Ein Prinzip, das mittlerweile bekannt ist und manchen bis heute doch seltsam erscheint. Chronik, Lexikon und Erklärbär für alles, so ganz ohne letzte Instanz? Wenn Leute von Emmrichs Hobby erfahren, fragen sie, wie das geht und was er genau macht. Tatsächlich wirkt es immer noch exotisch.

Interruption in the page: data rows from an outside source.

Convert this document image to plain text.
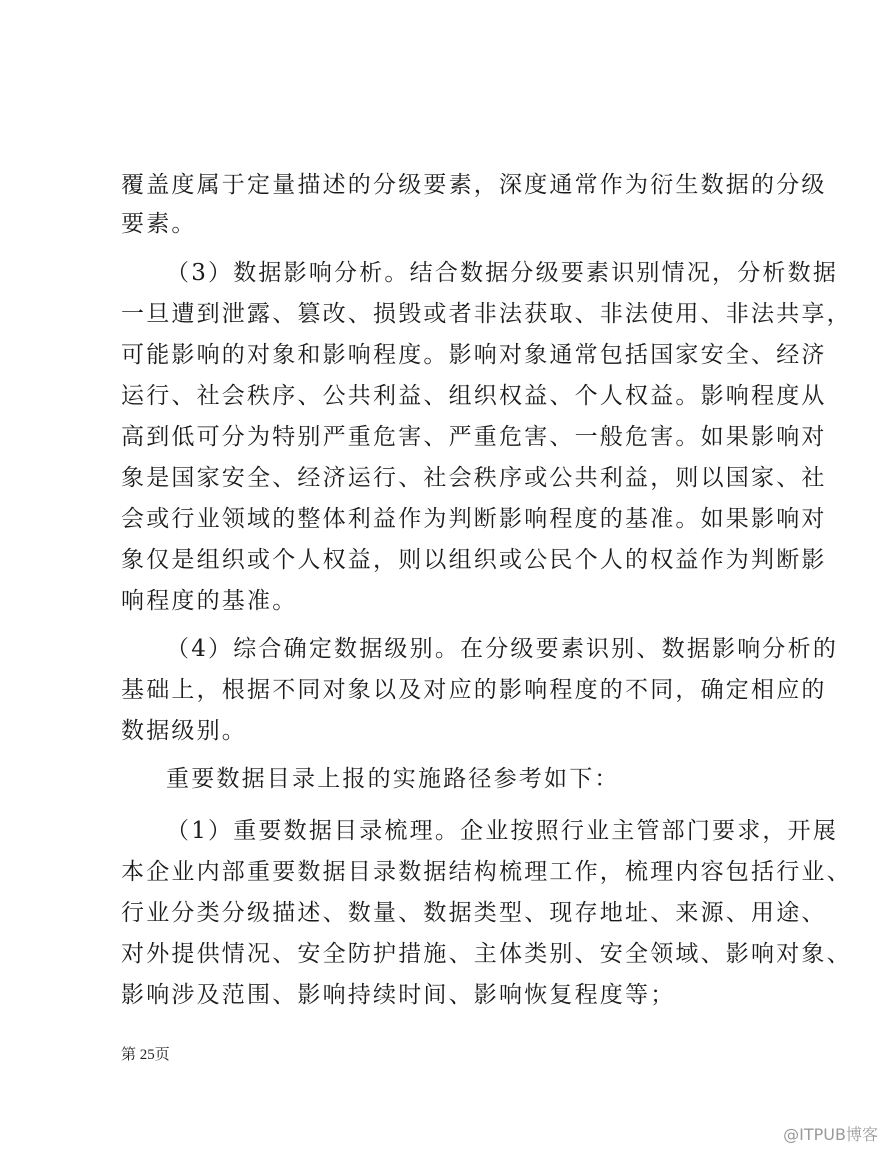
覆盖度属于定量描述的分级要素，深度通常作为衍生数据的分级
要素。
（3）数据影响分析。结合数据分级要素识别情况，分析数据
一旦遭到泄露、篡改、损毁或者非法获取、非法使用、非法共享，
可能影响的对象和影响程度。影响对象通常包括国家安全、经济
运行、社会秩序、公共利益、组织权益、个人权益。影响程度从
高到低可分为特别严重危害、严重危害、一般危害。如果影响对
象是国家安全、经济运行、社会秩序或公共利益，则以国家、社
会或行业领域的整体利益作为判断影响程度的基准。如果影响对
象仅是组织或个人权益，则以组织或公民个人的权益作为判断影
响程度的基准。
（4）综合确定数据级别。在分级要素识别、数据影响分析的
基础上，根据不同对象以及对应的影响程度的不同，确定相应的
数据级别。
重要数据目录上报的实施路径参考如下：
（1）重要数据目录梳理。企业按照行业主管部门要求，开展
本企业内部重要数据目录数据结构梳理工作，梳理内容包括行业、
行业分类分级描述、数量、数据类型、现存地址、来源、用途、
对外提供情况、安全防护措施、主体类别、安全领域、影响对象、
影响涉及范围、影响持续时间、影响恢复程度等；
第 25页
@ITPUB博客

Straßen aller 96 Ortsteile - in wenigen Jahren erfasst
Emmrich, nach 45 Arbeitsjahren bei der Bundesdruckerei und seit kurzem im Vorruhestand, hat ein Faible für Berliner Straßen und Plätze. Besonders liebt er Friedenau. Beides in Kombination wollte er festhalten, frei einsehbar für jeden. Er arbeitete eine erste Übersicht aus und veröffentlichte sie 2010 unter dem User-Namen Emmridet auf der Wikipedia-Seite "Straßen und Plätze in Berlin", hübsch sortiert, von A bis Z mit Hintergründen zu Namen, Maßen, teils mit Fotos.

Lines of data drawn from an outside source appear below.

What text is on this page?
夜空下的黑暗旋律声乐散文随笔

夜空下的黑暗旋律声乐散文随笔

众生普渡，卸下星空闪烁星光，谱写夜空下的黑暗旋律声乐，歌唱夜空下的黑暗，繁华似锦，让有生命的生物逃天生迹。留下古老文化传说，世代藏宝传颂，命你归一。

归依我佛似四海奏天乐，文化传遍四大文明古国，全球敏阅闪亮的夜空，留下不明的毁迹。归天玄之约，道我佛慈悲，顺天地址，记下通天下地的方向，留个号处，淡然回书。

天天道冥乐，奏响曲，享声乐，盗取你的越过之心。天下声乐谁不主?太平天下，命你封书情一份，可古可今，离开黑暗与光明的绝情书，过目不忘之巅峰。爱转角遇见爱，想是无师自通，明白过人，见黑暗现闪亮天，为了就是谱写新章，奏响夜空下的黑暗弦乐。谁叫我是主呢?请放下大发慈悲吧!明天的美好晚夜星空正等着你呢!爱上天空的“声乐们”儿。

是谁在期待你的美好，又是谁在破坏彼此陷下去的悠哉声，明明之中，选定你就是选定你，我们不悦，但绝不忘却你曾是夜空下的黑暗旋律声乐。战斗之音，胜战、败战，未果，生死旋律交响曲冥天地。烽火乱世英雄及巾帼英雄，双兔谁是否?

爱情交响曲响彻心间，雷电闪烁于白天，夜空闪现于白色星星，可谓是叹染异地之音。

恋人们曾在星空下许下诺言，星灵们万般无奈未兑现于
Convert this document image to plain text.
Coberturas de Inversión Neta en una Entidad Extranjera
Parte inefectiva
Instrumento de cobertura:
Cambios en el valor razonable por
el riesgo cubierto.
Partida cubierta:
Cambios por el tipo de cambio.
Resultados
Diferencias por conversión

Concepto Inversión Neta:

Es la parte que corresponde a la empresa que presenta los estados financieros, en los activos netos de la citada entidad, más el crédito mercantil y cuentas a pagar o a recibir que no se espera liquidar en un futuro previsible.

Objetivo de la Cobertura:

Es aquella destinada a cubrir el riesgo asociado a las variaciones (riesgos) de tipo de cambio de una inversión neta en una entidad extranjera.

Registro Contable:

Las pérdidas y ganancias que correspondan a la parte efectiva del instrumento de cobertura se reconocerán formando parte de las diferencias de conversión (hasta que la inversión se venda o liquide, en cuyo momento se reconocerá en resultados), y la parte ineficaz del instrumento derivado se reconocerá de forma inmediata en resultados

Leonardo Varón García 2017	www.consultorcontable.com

Es dauerte eine Stunde. Dann schrieb jemand neue Details dazu. „Als ich damit anfing, dachte ich, für alle 95 – jetzt 96 – Ortsteile in Berlin wird das sicher eine Lebensaufgabe.“ Er täuschte sich gewaltig. Jetzt, fünfeinhalb Jahre später, steht auf der Übersichtsseite zum Projekt: „Der Endspurt läuft.“
Rund 20 Wikipedianer haben sich seitdem an dem Projekt beteiligt, erzählt Emmrich, manche oft, andere gelegentlich. Vier Leute sind der feste Kern. Alle (mittlerweile) Ruheständler. Einmal im Jahr treffen sie sich auch im echten Leben.

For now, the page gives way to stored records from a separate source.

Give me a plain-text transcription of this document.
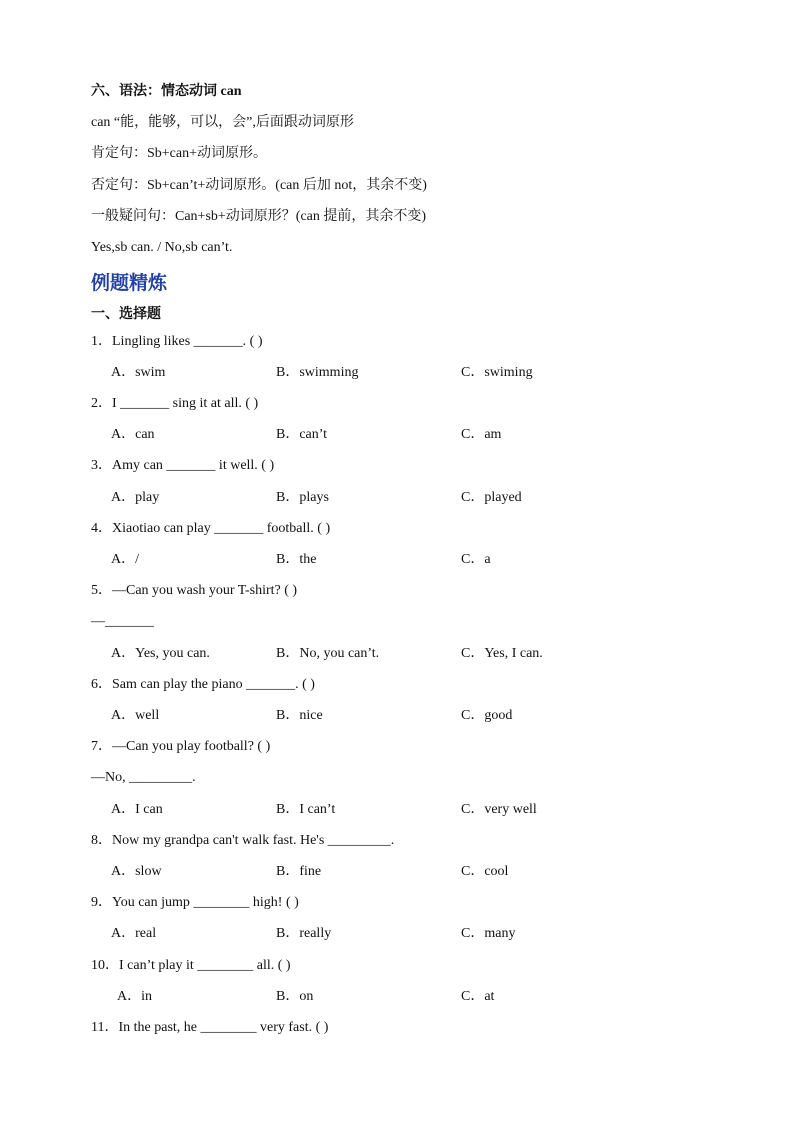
六、语法：情态动词 can
can “能，能够，可以，会”,后面跟动词原形
肯定句：Sb+can+动词原形。
否定句：Sb+can’t+动词原形。(can 后加 not，其余不变)
一般疑问句：Can+sb+动词原形？(can 提前，其余不变)
Yes,sb can. / No,sb can’t.
例题精炼
一、选择题
1．Lingling likes _______. ( )
A．swim	B．swimming	C．swiming
2．I _______ sing it at all. ( )
A．can	B．can’t	C．am
3．Amy can _______ it well. ( )
A．play	B．plays	C．played
4．Xiaotiao can play _______ football. ( )
A．/	B．the	C．a
5．—Can you wash your T-shirt? ( )
—_______
A．Yes, you can.	B．No, you can’t.	C．Yes, I can.
6．Sam can play the piano _______. ( )
A．well	B．nice	C．good
7．—Can you play football? ( )
—No, _________.
A．I can	B．I can’t	C．very well
8．Now my grandpa can't walk fast. He's _________.
A．slow	B．fine	C．cool
9．You can jump ________ high! ( )
A．real	B．really	C．many
10．I can’t play it ________ all. ( )
A．in	B．on	C．at
11．In the past, he ________ very fast. ( )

Ob zu Charlottenburg, Neu-Hohenschönhausen oder Dahlem - hier und da fehlt noch was, die verbleibenden Aufgaben werden verteilt. Was sie aus Adressbüchern, Grundrissen, Büchern, alten Stadtplänen und Ortsbegehungen zusammengetragen haben, liegt nun auf den Servern. Das neue Kapitel ihrer Arbeit heißt fortlaufende Aktualisierung. Jeder kann es verändern, einfach so.
Angst, dass etwas verloren geht? Nein, sagt Emmrich. „Jeder darf auch schreiben, was er will.“ Müsse sich aber davon überzeugen, dass es stimmt. Und Belege beibringen. Die gute Absicht ist das Prinzip, die gegenseitige Kontrolle das Korrektiv. Dafür gibt es Diskussionsseiten, Fristen bei Löschanträgen, Abstimmungen und für gute Arbeit kann man sich gar gegenseitig einen Orden verleihen.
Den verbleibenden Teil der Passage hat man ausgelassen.